Jon Sterman, a professor at MIT, said his Interactive weather The team did some preliminary numbers after the Glasgow deal came out and it didn’t match the optimism of the leaders.

“There is no plausible way to limit warming to 1.5 or even 2 (degrees) if you don’t remove the coal … and as quickly as possible, along with the oil and gas,” he said.

On Saturday, India received a last minute change to the pact: instead of the “elimination” of subsidies on coal and fossil fuels, the subsidies will be “phased out”. Several of the scientists said that regardless of what the deal says, coal must end, not just decline, to lessen future warming.

“‘Reduce’ will do less to curb the damaging effects of climate change than ‘eliminate,'” former NASA chief scientist Waleed Abdalati, who heads environmental research at the University of Colorado, said in an email.

Before the pact ended, Climate action tracker, which also looks at the promises to see how much warming they would cause, said emission reduction promises would lead to 2.4 degrees warming.

The 1.5 figure “is balanced on a razor’s edge,” said tracking scientist Bill Hare of Australia.

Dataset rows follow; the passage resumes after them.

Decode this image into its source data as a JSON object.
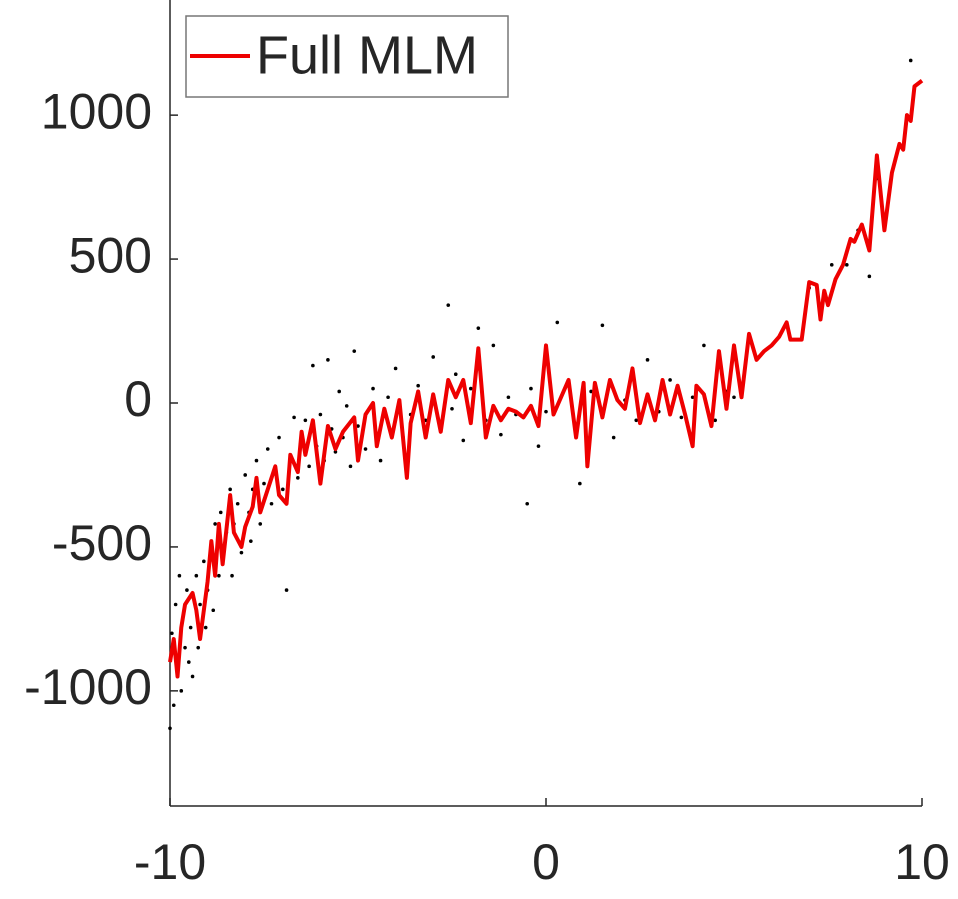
{
  "chart_data": {
    "type": "line",
    "xlim": [
      -10,
      10
    ],
    "ylim": [
      -1400,
      1400
    ],
    "xticks": [
      -10,
      0,
      10
    ],
    "yticks": [
      -1000,
      -500,
      0,
      500,
      1000
    ],
    "legend": "top-left",
    "series": [
      {
        "type": "scatter",
        "color": "#000000",
        "x": [
          -10,
          -9.95,
          -9.9,
          -9.85,
          -9.8,
          -9.75,
          -9.7,
          -9.6,
          -9.55,
          -9.5,
          -9.45,
          -9.4,
          -9.3,
          -9.25,
          -9.2,
          -9.1,
          -9.05,
          -9.0,
          -8.9,
          -8.85,
          -8.8,
          -8.7,
          -8.65,
          -8.6,
          -8.5,
          -8.4,
          -8.35,
          -8.3,
          -8.2,
          -8.1,
          -8.0,
          -7.9,
          -7.85,
          -7.8,
          -7.7,
          -7.6,
          -7.5,
          -7.4,
          -7.3,
          -7.2,
          -7.1,
          -7.0,
          -6.9,
          -6.8,
          -6.7,
          -6.6,
          -6.5,
          -6.4,
          -6.3,
          -6.2,
          -6.1,
          -6.0,
          -5.9,
          -5.8,
          -5.7,
          -5.6,
          -5.5,
          -5.4,
          -5.3,
          -5.2,
          -5.1,
          -5.0,
          -4.8,
          -4.6,
          -4.4,
          -4.2,
          -4.0,
          -3.8,
          -3.6,
          -3.4,
          -3.2,
          -3.0,
          -2.8,
          -2.6,
          -2.5,
          -2.4,
          -2.2,
          -2.0,
          -1.8,
          -1.6,
          -1.4,
          -1.2,
          -1.0,
          -0.8,
          -0.5,
          -0.4,
          -0.2,
          0.0,
          0.3,
          0.6,
          0.9,
          1.2,
          1.5,
          1.8,
          2.1,
          2.4,
          2.7,
          3.0,
          3.3,
          3.6,
          3.9,
          4.2,
          4.5,
          4.8,
          5.0,
          7.0,
          7.3,
          7.6,
          8.0,
          8.3,
          8.6,
          8.8,
          9.3,
          9.6,
          9.7
        ],
        "values": [
          -1130,
          -800,
          -1050,
          -700,
          -950,
          -600,
          -1000,
          -850,
          -650,
          -900,
          -780,
          -950,
          -600,
          -850,
          -700,
          -550,
          -780,
          -650,
          -500,
          -720,
          -420,
          -600,
          -380,
          -520,
          -450,
          -300,
          -600,
          -420,
          -350,
          -520,
          -250,
          -380,
          -480,
          -300,
          -200,
          -420,
          -280,
          -160,
          -350,
          -240,
          -120,
          -300,
          -650,
          -180,
          -50,
          -260,
          -120,
          -60,
          -220,
          130,
          -150,
          -40,
          -200,
          150,
          -90,
          -170,
          40,
          -120,
          -10,
          -220,
          180,
          -80,
          -160,
          50,
          -200,
          20,
          120,
          -120,
          -40,
          60,
          -60,
          160,
          -80,
          340,
          -20,
          100,
          -130,
          50,
          260,
          -60,
          200,
          -110,
          20,
          -40,
          -350,
          50,
          -150,
          -30,
          280,
          60,
          -280,
          40,
          270,
          -120,
          10,
          -60,
          150,
          -30,
          80,
          -50,
          20,
          200,
          -60,
          40,
          20,
          400,
          300,
          480,
          480,
          600,
          440,
          780,
          850,
          1000,
          1190
        ]
      },
      {
        "type": "line",
        "name": "Full MLM",
        "color": "#ee0000",
        "x": [
          -10,
          -9.9,
          -9.8,
          -9.7,
          -9.6,
          -9.4,
          -9.3,
          -9.2,
          -9.0,
          -8.9,
          -8.8,
          -8.7,
          -8.6,
          -8.4,
          -8.3,
          -8.1,
          -8.0,
          -7.8,
          -7.7,
          -7.6,
          -7.4,
          -7.2,
          -7.1,
          -6.9,
          -6.8,
          -6.6,
          -6.5,
          -6.4,
          -6.2,
          -6.0,
          -5.8,
          -5.6,
          -5.4,
          -5.1,
          -5.0,
          -4.8,
          -4.6,
          -4.5,
          -4.3,
          -4.1,
          -3.9,
          -3.7,
          -3.6,
          -3.4,
          -3.2,
          -3.0,
          -2.8,
          -2.6,
          -2.4,
          -2.2,
          -2.0,
          -1.8,
          -1.6,
          -1.4,
          -1.2,
          -1.0,
          -0.8,
          -0.6,
          -0.4,
          -0.2,
          0.0,
          0.2,
          0.4,
          0.6,
          0.8,
          1.0,
          1.1,
          1.3,
          1.5,
          1.7,
          1.9,
          2.1,
          2.3,
          2.5,
          2.7,
          2.9,
          3.1,
          3.3,
          3.5,
          3.7,
          3.9,
          4.0,
          4.2,
          4.4,
          4.6,
          4.8,
          5.0,
          5.2,
          5.4,
          5.6,
          5.8,
          6.0,
          6.2,
          6.4,
          6.5,
          6.8,
          7.0,
          7.2,
          7.3,
          7.4,
          7.5,
          7.7,
          7.9,
          8.1,
          8.2,
          8.4,
          8.6,
          8.8,
          9.0,
          9.2,
          9.4,
          9.5,
          9.6,
          9.7,
          9.8,
          10.0
        ],
        "values": [
          -900,
          -820,
          -950,
          -780,
          -700,
          -660,
          -720,
          -820,
          -620,
          -480,
          -600,
          -420,
          -560,
          -320,
          -450,
          -500,
          -430,
          -360,
          -260,
          -380,
          -300,
          -220,
          -320,
          -350,
          -180,
          -240,
          -100,
          -180,
          -60,
          -280,
          -80,
          -160,
          -100,
          -50,
          -200,
          -40,
          0,
          -150,
          -20,
          -120,
          10,
          -260,
          -70,
          40,
          -120,
          30,
          -100,
          80,
          20,
          80,
          -70,
          190,
          -120,
          -10,
          -60,
          -20,
          -30,
          -50,
          -10,
          -80,
          200,
          -40,
          20,
          80,
          -120,
          70,
          -220,
          70,
          -50,
          80,
          10,
          -20,
          120,
          -70,
          30,
          -60,
          80,
          -40,
          60,
          -40,
          -150,
          60,
          30,
          -80,
          180,
          -20,
          200,
          20,
          240,
          150,
          180,
          200,
          230,
          280,
          220,
          220,
          420,
          410,
          290,
          390,
          340,
          430,
          480,
          570,
          560,
          620,
          530,
          860,
          600,
          800,
          900,
          880,
          1000,
          980,
          1100,
          1120
        ]
      }
    ]
  }
}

A paragraph of the pact, which asks countries whose emission reduction targets are not in line with the 1.5 or 2 degree limits to return with new, stronger targets by the end of next year, gives hope, Hare said.

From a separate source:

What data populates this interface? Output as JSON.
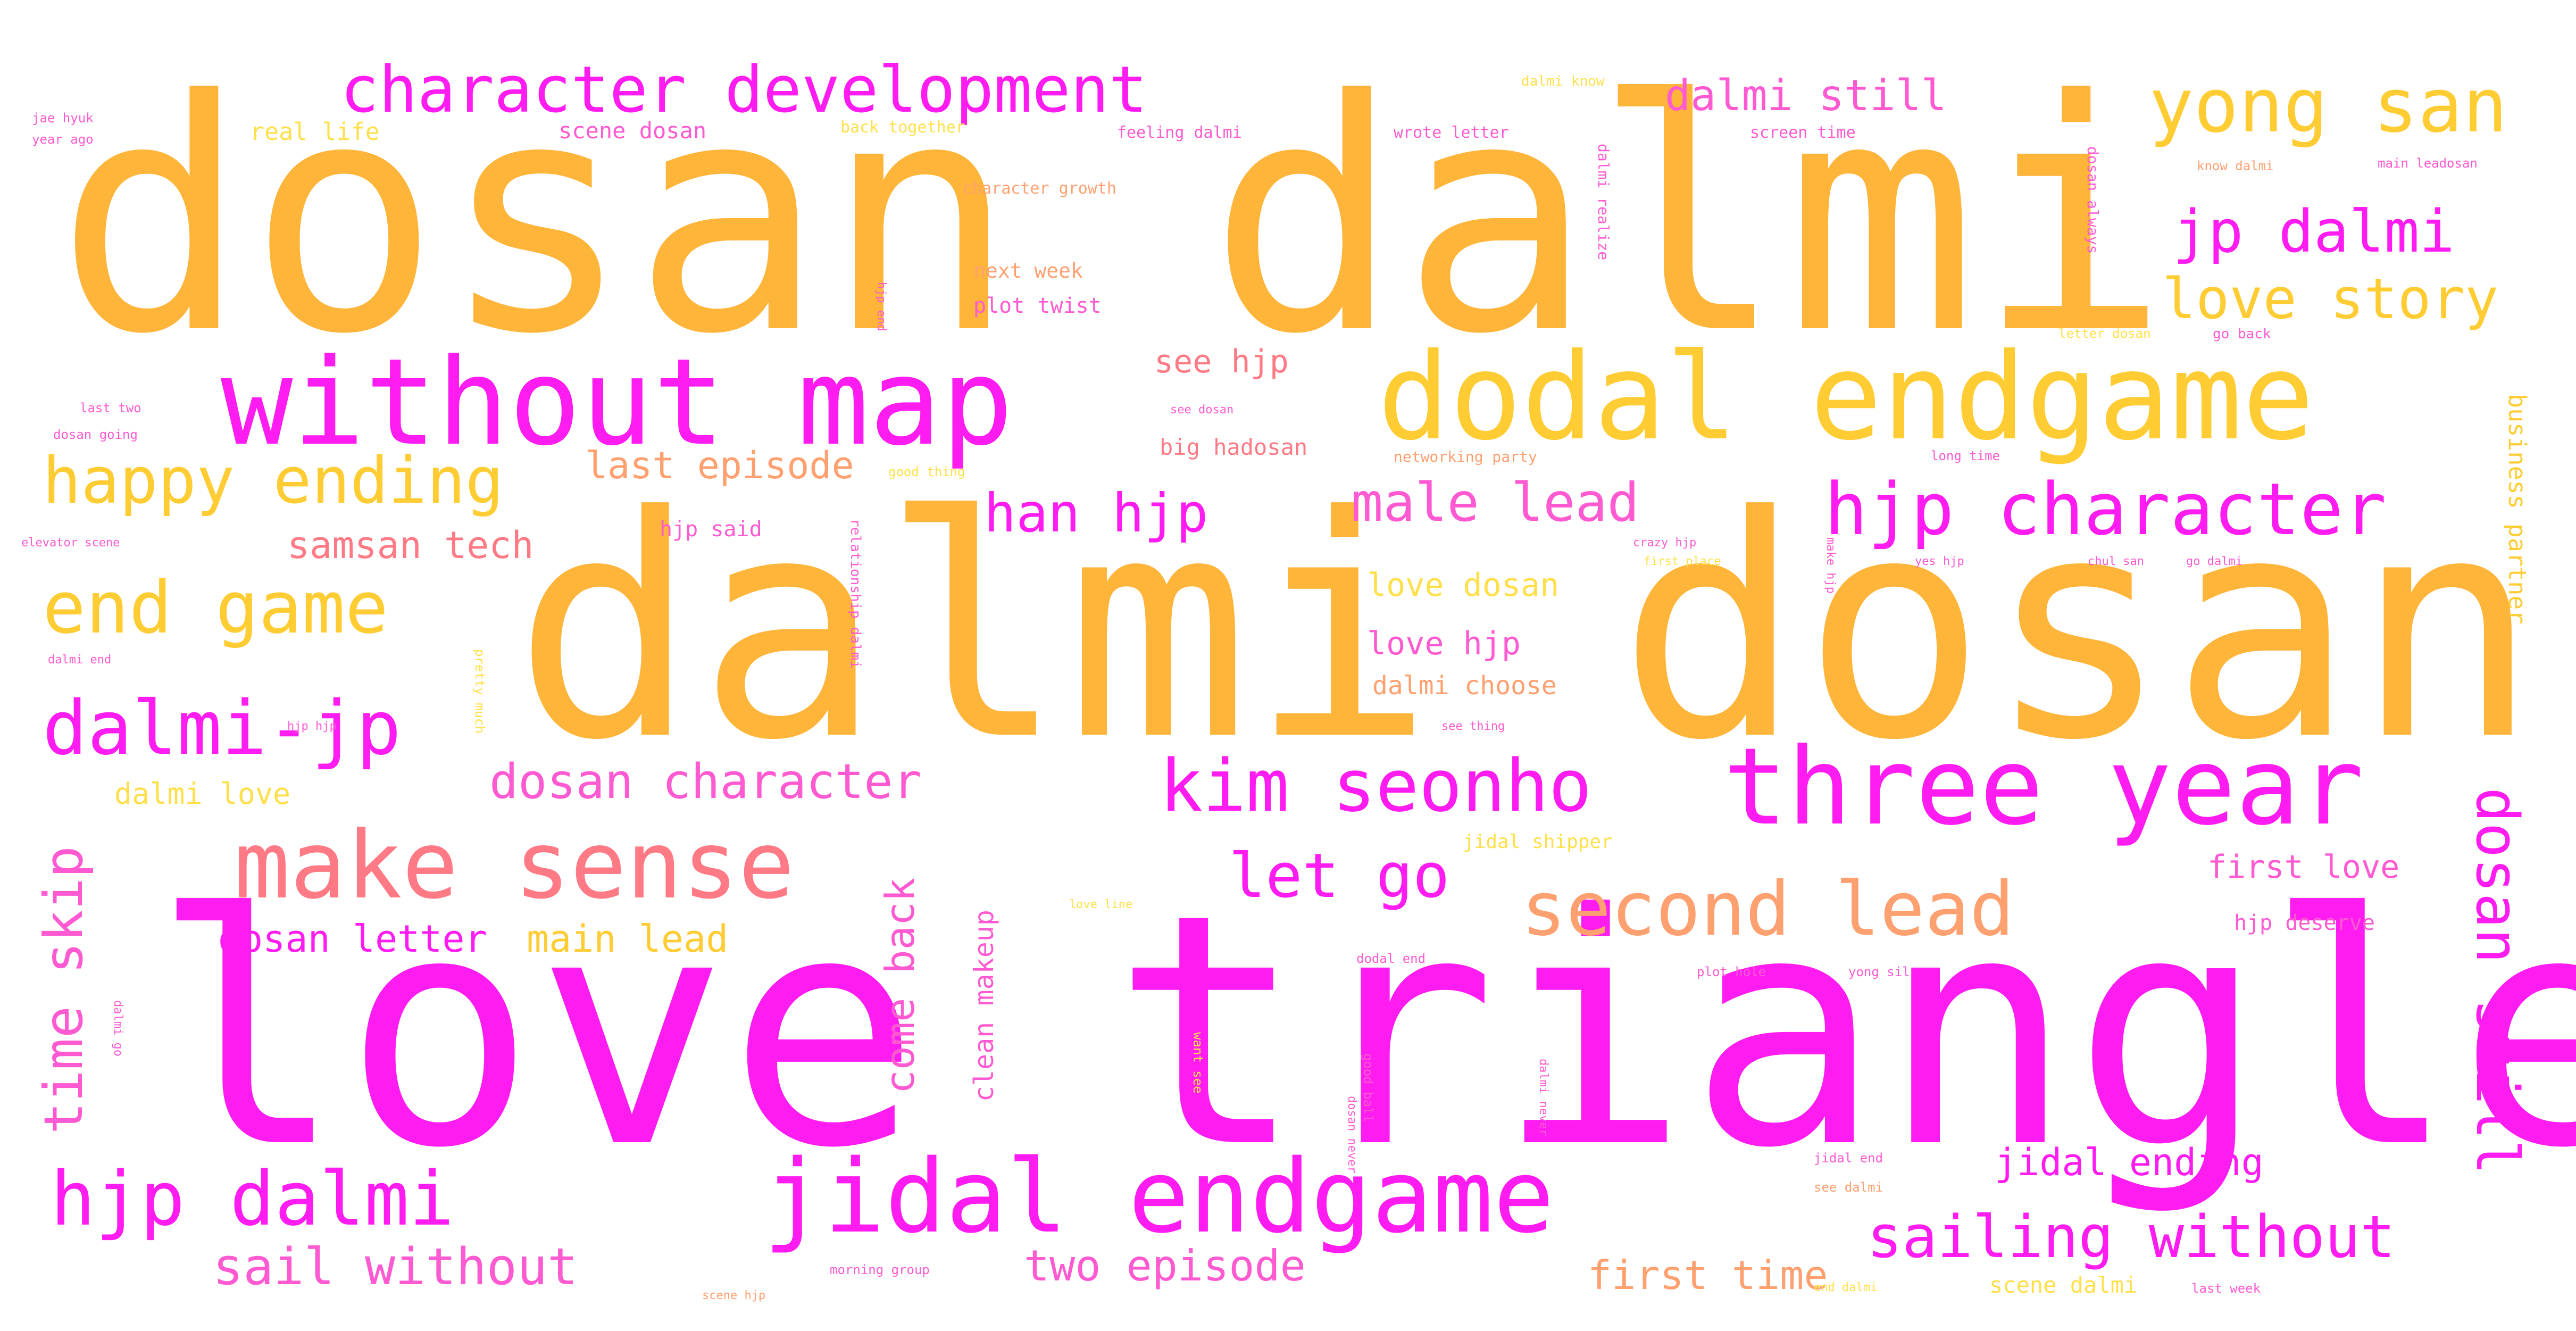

But U.S. climate envoy John Kerry said Saturday night that the paragraph probably doesn’t apply to the United States, the second-largest emitter of coal and the largest historically, because America’s goal is very strong.

Jonathan Overpeck, a climate scientist who is dean of the University of Michigan’s school of the environment, said the pact offered “diluted hope. … We have an incomplete plan for slower action. “

“I walked into the (conference) thinking that 1.5C was still alive, and it seems that world leaders just didn’t have the backbone for that,” Overpeck said in an email.

Some progress was made, said University of Illinois climate scientist Donald Wuebbles, one of the key authors of the US National Climate Assessment. “But the probability of reaching 1.5 degrees is greatly reduced, even to the point of being almost impossible. Even being able to get to 2 degrees is less likely. “

But some scientists were hopeful.

“For the first time, I can really see a potential way to limit warming to 1.5 ° C,” said Michael Mann, a climate scientist at Pennsylvania State University, in an email. “But it will require both (a) countries to deliver on their current promises and (b) to further increase their current commitments.”

Johan Rockström of the Potsdam Institute for Climate Impact and Research in Germany highlighted the “optimistic” scenario that he and a few others see if all countries that have promised net zero emissions by mid-century actually achieve the goal, something that most have not. accomplished. a concrete action began.

In that case, warming could be limited to 1.8 degrees or 1.9 degrees, Rockström said.

“That is significant progress, but far from enough,” he said.

The Associated Press Department of Health and Science receives support from the Howard Hughes Medical Institute’s Department of Science Education. AP is solely responsible for all content.